Turkey stresses peace, security at G20 meet in China
SHANGHAI – Anadolu AgencyTurkey’s economy minister has praised the value of world peace and security for the global economy during a Group of 20 (G-20) meeting hosted by China.
“It is not possible for us to achieve economic or trade growth or increased investment without a fundamental component,” Economy Minister Nihat Zeybekci said, stressing “the importance of world peace and security in this sense.”
In his speech, themed Strengthening the G-20 Trade and Investment Mechanism, he drew attention to how instability in the global economy continued, and how this negative trend affected international trade growth and the increase of foreign direct investment (FDI).
He underlined that during Turkey’s G-20 presidency last year, which was assumed by China in December, a comprehensive agenda including both trade and investment issues had been adopted.

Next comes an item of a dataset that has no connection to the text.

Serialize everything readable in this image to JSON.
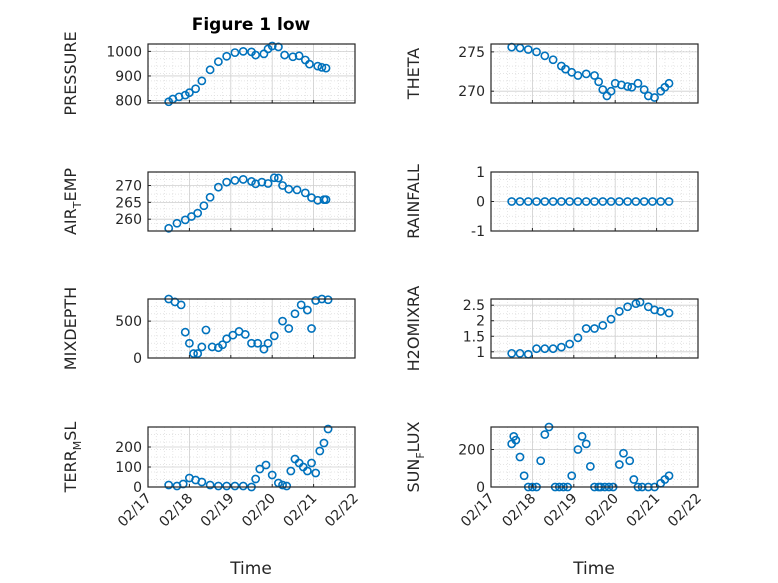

“Turkey, leaving behind many developed and developing countries, attained growth of 4 percent in 2015 and 4.8 percent in the first quarter of 2016,” he said at the G20 Trade Ministers Meeting in Shanghai.
“However, on a global level, we could not reach the same encouraging reflection,” he noted.

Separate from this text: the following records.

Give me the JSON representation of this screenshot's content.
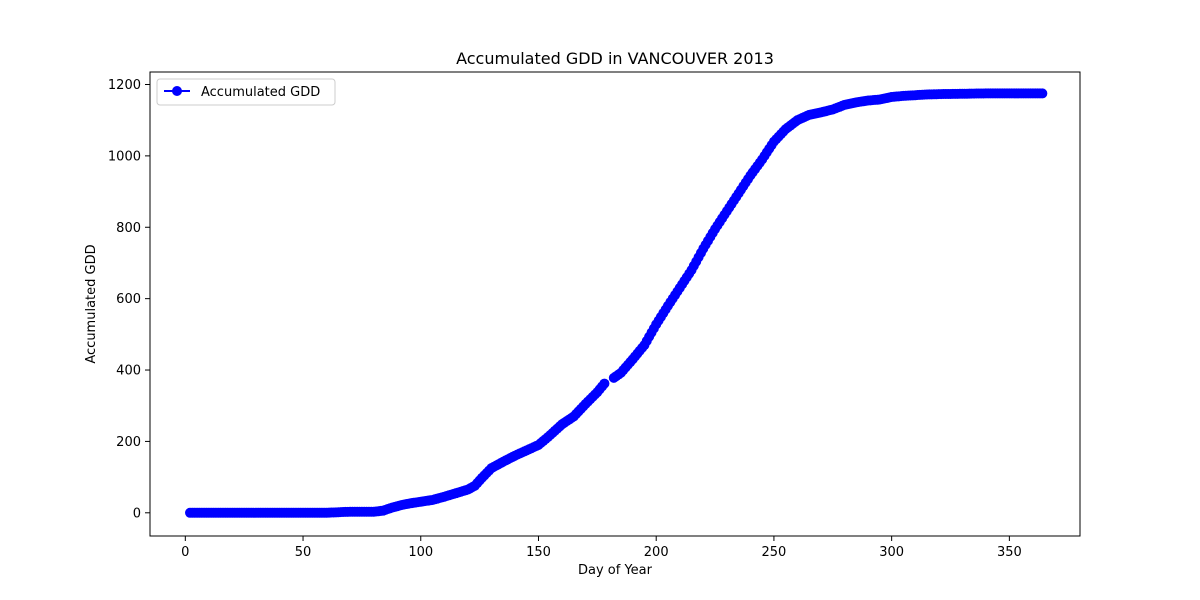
{
  "chart_data": {
    "type": "line",
    "title": "Accumulated GDD in VANCOUVER 2013",
    "xlabel": "Day of Year",
    "ylabel": "Accumulated GDD",
    "xlim": [
      -15,
      380
    ],
    "ylim": [
      -65,
      1235
    ],
    "xticks": [
      0,
      50,
      100,
      150,
      200,
      250,
      300,
      350
    ],
    "yticks": [
      0,
      200,
      400,
      600,
      800,
      1000,
      1200
    ],
    "grid": false,
    "legend_position": "top-left",
    "series": [
      {
        "name": "Accumulated GDD",
        "color": "#0000ff",
        "marker": "circle",
        "breaks_after_x": [
          178
        ],
        "points": [
          [
            2,
            0
          ],
          [
            20,
            0
          ],
          [
            40,
            0
          ],
          [
            60,
            0
          ],
          [
            66,
            2
          ],
          [
            70,
            3
          ],
          [
            80,
            3
          ],
          [
            84,
            6
          ],
          [
            88,
            15
          ],
          [
            92,
            22
          ],
          [
            96,
            27
          ],
          [
            100,
            31
          ],
          [
            105,
            36
          ],
          [
            110,
            45
          ],
          [
            115,
            55
          ],
          [
            120,
            65
          ],
          [
            123,
            76
          ],
          [
            126,
            98
          ],
          [
            130,
            125
          ],
          [
            135,
            143
          ],
          [
            140,
            160
          ],
          [
            145,
            175
          ],
          [
            150,
            190
          ],
          [
            154,
            212
          ],
          [
            160,
            248
          ],
          [
            165,
            270
          ],
          [
            170,
            305
          ],
          [
            175,
            338
          ],
          [
            178,
            362
          ],
          [
            182,
            378
          ],
          [
            185,
            392
          ],
          [
            190,
            430
          ],
          [
            195,
            470
          ],
          [
            200,
            528
          ],
          [
            205,
            580
          ],
          [
            210,
            630
          ],
          [
            215,
            680
          ],
          [
            220,
            740
          ],
          [
            225,
            795
          ],
          [
            230,
            845
          ],
          [
            235,
            895
          ],
          [
            240,
            945
          ],
          [
            245,
            990
          ],
          [
            250,
            1040
          ],
          [
            255,
            1075
          ],
          [
            260,
            1100
          ],
          [
            265,
            1115
          ],
          [
            270,
            1122
          ],
          [
            275,
            1130
          ],
          [
            280,
            1143
          ],
          [
            285,
            1150
          ],
          [
            290,
            1155
          ],
          [
            295,
            1158
          ],
          [
            300,
            1165
          ],
          [
            305,
            1168
          ],
          [
            310,
            1170
          ],
          [
            315,
            1172
          ],
          [
            320,
            1173
          ],
          [
            330,
            1174
          ],
          [
            340,
            1175
          ],
          [
            364,
            1175
          ]
        ]
      }
    ]
  }
}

Zeybekci also said that if balanced, strong and sustainable growth was to be pursued, investments would have to be increased and new employment opportunities created.

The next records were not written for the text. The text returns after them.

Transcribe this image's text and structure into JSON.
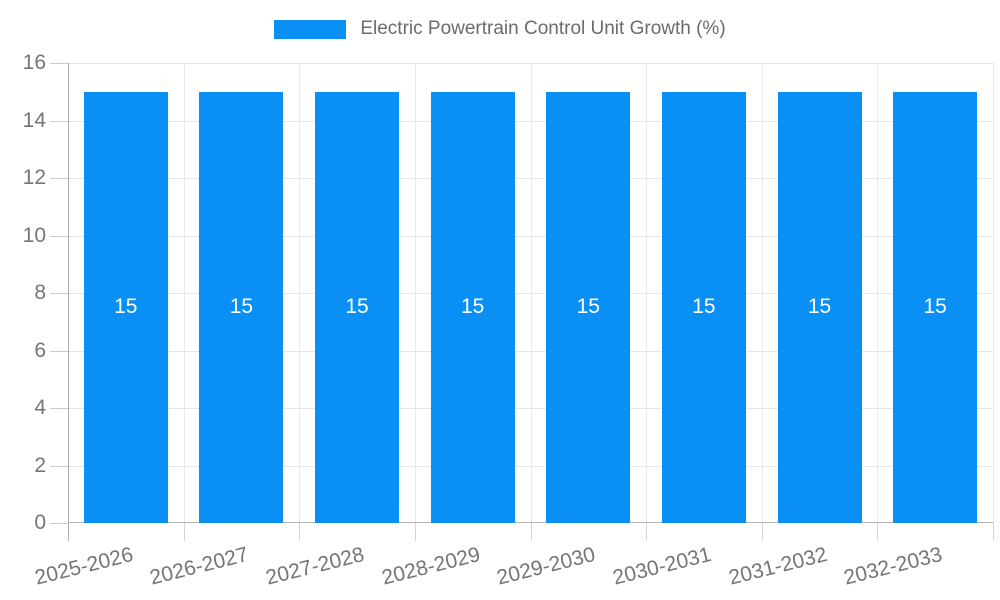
{
  "legend": {
    "label": "Electric Powertrain Control Unit Growth (%)"
  },
  "chart_data": {
    "type": "bar",
    "title": "Electric Powertrain Control Unit Growth (%)",
    "categories": [
      "2025-2026",
      "2026-2027",
      "2027-2028",
      "2028-2029",
      "2029-2030",
      "2030-2031",
      "2031-2032",
      "2032-2033"
    ],
    "values": [
      15,
      15,
      15,
      15,
      15,
      15,
      15,
      15
    ],
    "bar_value_labels": [
      "15",
      "15",
      "15",
      "15",
      "15",
      "15",
      "15",
      "15"
    ],
    "xlabel": "",
    "ylabel": "",
    "ylim": [
      0,
      16
    ],
    "yticks": [
      0,
      2,
      4,
      6,
      8,
      10,
      12,
      14,
      16
    ],
    "grid": true,
    "legend_position": "top",
    "colors": {
      "bar": "#0a90f5",
      "bar_label": "#ffffff",
      "gridline": "#e6e6e6",
      "axis_line": "#b3b3b3",
      "tick_label": "#757575",
      "legend_text": "#6b6b6b",
      "background": "#ffffff"
    }
  }
}
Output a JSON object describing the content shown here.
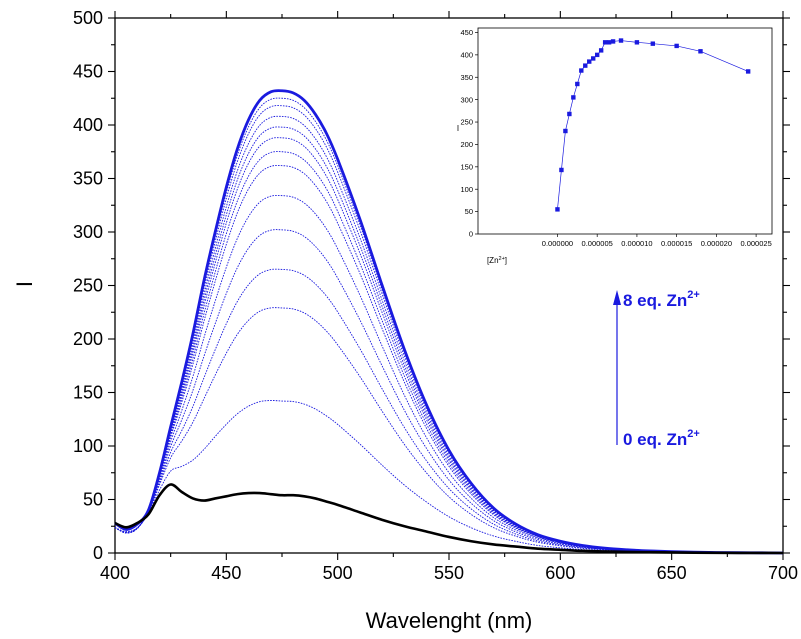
{
  "chart_data": [
    {
      "type": "line",
      "xlabel": "Wavelenght (nm)",
      "ylabel": "I",
      "xlim": [
        400,
        700
      ],
      "ylim": [
        0,
        500
      ],
      "xticks": [
        "400",
        "450",
        "500",
        "550",
        "600",
        "650",
        "700"
      ],
      "yticks": [
        "0",
        "50",
        "100",
        "150",
        "200",
        "250",
        "300",
        "350",
        "400",
        "450",
        "500"
      ],
      "series_colors": {
        "initial": "#000000",
        "titration": "#1a1adf",
        "final": "#1a1adf"
      },
      "x": [
        400,
        405,
        410,
        415,
        420,
        425,
        430,
        435,
        440,
        445,
        450,
        455,
        460,
        465,
        470,
        475,
        480,
        485,
        490,
        495,
        500,
        510,
        520,
        530,
        540,
        550,
        560,
        570,
        580,
        590,
        600,
        610,
        620,
        630,
        640,
        650,
        660,
        670,
        680,
        690,
        700
      ],
      "series": [
        {
          "role": "initial",
          "values": [
            28,
            24,
            28,
            36,
            54,
            64,
            57,
            51,
            49,
            51,
            53,
            55,
            56,
            56,
            55,
            54,
            54,
            53,
            51,
            48,
            45,
            38,
            31,
            25,
            20,
            15,
            11,
            8,
            6,
            4,
            3,
            2,
            1.5,
            1,
            0.8,
            0.5,
            0.3,
            0.2,
            0.1,
            0.1,
            0
          ]
        },
        {
          "role": "titration",
          "peak": 142
        },
        {
          "role": "titration",
          "peak": 229
        },
        {
          "role": "titration",
          "peak": 265
        },
        {
          "role": "titration",
          "peak": 302
        },
        {
          "role": "titration",
          "peak": 334
        },
        {
          "role": "titration",
          "peak": 362
        },
        {
          "role": "titration",
          "peak": 375
        },
        {
          "role": "titration",
          "peak": 388
        },
        {
          "role": "titration",
          "peak": 398
        },
        {
          "role": "titration",
          "peak": 408
        },
        {
          "role": "titration",
          "peak": 418
        },
        {
          "role": "titration",
          "peak": 425
        },
        {
          "role": "final",
          "peak": 432,
          "values": [
            28,
            22,
            27,
            40,
            75,
            118,
            160,
            205,
            255,
            300,
            342,
            378,
            405,
            423,
            431,
            432,
            430,
            423,
            410,
            392,
            368,
            312,
            250,
            190,
            138,
            96,
            65,
            42,
            27,
            17,
            11,
            7,
            4.5,
            3,
            2,
            1.3,
            0.8,
            0.5,
            0.3,
            0.2,
            0
          ]
        }
      ],
      "annotations": {
        "top_text": "8 eq. Zn",
        "top_sup": "2+",
        "bottom_text": "0 eq. Zn",
        "bottom_sup": "2+"
      }
    },
    {
      "type": "scatter",
      "xlabel": "[Zn",
      "xlabel_sup": "2+",
      "xlabel_end": "]",
      "ylabel": "I",
      "xlim": [
        -1e-05,
        2.7e-05
      ],
      "ylim": [
        0,
        460
      ],
      "xtick_values": [
        0,
        5e-06,
        1e-05,
        1.5e-05,
        2e-05,
        2.5e-05
      ],
      "xticks": [
        "0.000000",
        "0.000005",
        "0.000010",
        "0.000015",
        "0.000020",
        "0.000025"
      ],
      "ytick_values": [
        0,
        50,
        100,
        150,
        200,
        250,
        300,
        350,
        400,
        450
      ],
      "yticks": [
        "0",
        "50",
        "100",
        "150",
        "200",
        "250",
        "300",
        "350",
        "400",
        "450"
      ],
      "color": "#1a1adf",
      "x": [
        0,
        5e-07,
        1e-06,
        1.5e-06,
        2e-06,
        2.5e-06,
        3e-06,
        3.5e-06,
        4e-06,
        4.5e-06,
        5e-06,
        5.5e-06,
        6e-06,
        6.5e-06,
        7e-06,
        8e-06,
        1e-05,
        1.2e-05,
        1.5e-05,
        1.8e-05,
        2.4e-05
      ],
      "y": [
        55,
        143,
        230,
        268,
        305,
        335,
        365,
        376,
        385,
        392,
        400,
        410,
        428,
        428,
        430,
        432,
        428,
        425,
        420,
        408,
        363
      ]
    }
  ]
}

“We must facilitate trade through both bilateral and multilateral initiatives,” he said. “Especially for our small- and medium-sized enterprises, we must ensure access to trade financing mechanisms.”
The ministerial-level meeting, which kicked off on July 9, was hosted by China’s largest city in advance of the G-20 Summit set to be held in the eastern city of Hangzhou on Sept. 4 and 5.
The world’s top 20 economies will work to boost sluggish global trade despite growing protectionism, overcapacity concerns, and uncertainty over Brexit, G-20 trade ministers said on July 10.
“The global recovery continues, but it remains uneven and falls short of our ambition for strong, sustainable and balanced growth. Downside risks and vulnerabilities persist,” the trade ministers said in a joint statement, adding that trade should remain “an important engine” to spur global growth.
The G-20 nations, which account for 85 percent of global trade, admitted that protectionism has been rising since the financial crisis, and said that new trade restrictions in the group had reached the highest monthly average registered since the WTO began monitoring in 2009.
“We note with concern that despite the G20’s repeated pledge, the stock of restrictive measure affecting trade in goods and services has continued to rise,” they said in the statement.
Ahead of the meeting, WTO chief economist Robert Koopman warned that restrictive measures could affect industries including air freight cargo, sea based cargo, automobile sales and production, electronics trade, and agricultural raw materials.
The world’s leading economies at the weekend pledged to oppose trade protectionism and reiterated a promise not to add new protective measures until 2018.
Global trade is expected to grow at a tepid 2.8 percent in 2016, the World Trade Organisation (WTO) said in April.